Les éditions Dargaud viennent de mettre en ligne les 6 premières pages du premier volet qui
en comptera 200, dessinées par Laurent Astier, auteur
d’Aven et Cellule Poison. On y
découvre un Jacques Chirac à 200 à l’heure –
ça nous change – et des personnalités clefs de l’affaire
Clearstream comme un Dominique de Villepin taillé au couteau ou un Nicolas Sarkozy
surexcité – là, ça change pas. À en croire ces
premières pages et la fameuse phrase du “croc de boucher” lancée par le
ministre de l’Intérieur d’alors, le scénario risque d’être
ponctué d’anecdotes, en plus d’un aspect pédagogique mis en avant par
l’éditeur. Les auteurs devraient ainsi s’étendre sur les arcanes des
banques offshores ou des paradis fiscaux.

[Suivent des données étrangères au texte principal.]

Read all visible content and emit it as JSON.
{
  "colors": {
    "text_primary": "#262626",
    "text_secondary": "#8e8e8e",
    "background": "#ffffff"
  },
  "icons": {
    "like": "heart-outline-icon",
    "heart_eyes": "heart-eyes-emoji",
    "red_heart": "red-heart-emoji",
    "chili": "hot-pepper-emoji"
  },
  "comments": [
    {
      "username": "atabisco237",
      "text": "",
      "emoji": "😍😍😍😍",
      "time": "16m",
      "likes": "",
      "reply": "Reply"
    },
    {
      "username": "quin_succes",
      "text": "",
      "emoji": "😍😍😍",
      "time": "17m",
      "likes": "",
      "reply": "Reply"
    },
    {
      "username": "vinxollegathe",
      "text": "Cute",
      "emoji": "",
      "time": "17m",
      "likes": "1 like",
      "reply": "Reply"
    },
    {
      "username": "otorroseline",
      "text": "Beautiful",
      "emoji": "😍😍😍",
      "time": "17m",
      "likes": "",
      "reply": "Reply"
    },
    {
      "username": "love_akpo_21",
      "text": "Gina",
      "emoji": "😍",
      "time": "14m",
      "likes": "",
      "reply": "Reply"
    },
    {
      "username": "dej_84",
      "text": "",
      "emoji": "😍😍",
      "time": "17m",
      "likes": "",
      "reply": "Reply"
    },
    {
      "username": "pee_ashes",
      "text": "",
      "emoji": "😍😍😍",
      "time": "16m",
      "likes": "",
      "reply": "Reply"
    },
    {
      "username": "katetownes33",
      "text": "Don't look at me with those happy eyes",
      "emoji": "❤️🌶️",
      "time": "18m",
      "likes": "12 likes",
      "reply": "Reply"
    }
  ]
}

Avec son côté thriller politique, L’Affaire des
affaires devrait autant séduire les amateurs de polar que les
passionnés de BD reportage. À moins que ce ne soit les fans de Jean-Jacques
Beineix, persuadés d’y voir là une suite à la
mémorable Affaire du siècle.



Les images sont © Dargaud-Robert-Lindingre-Astier.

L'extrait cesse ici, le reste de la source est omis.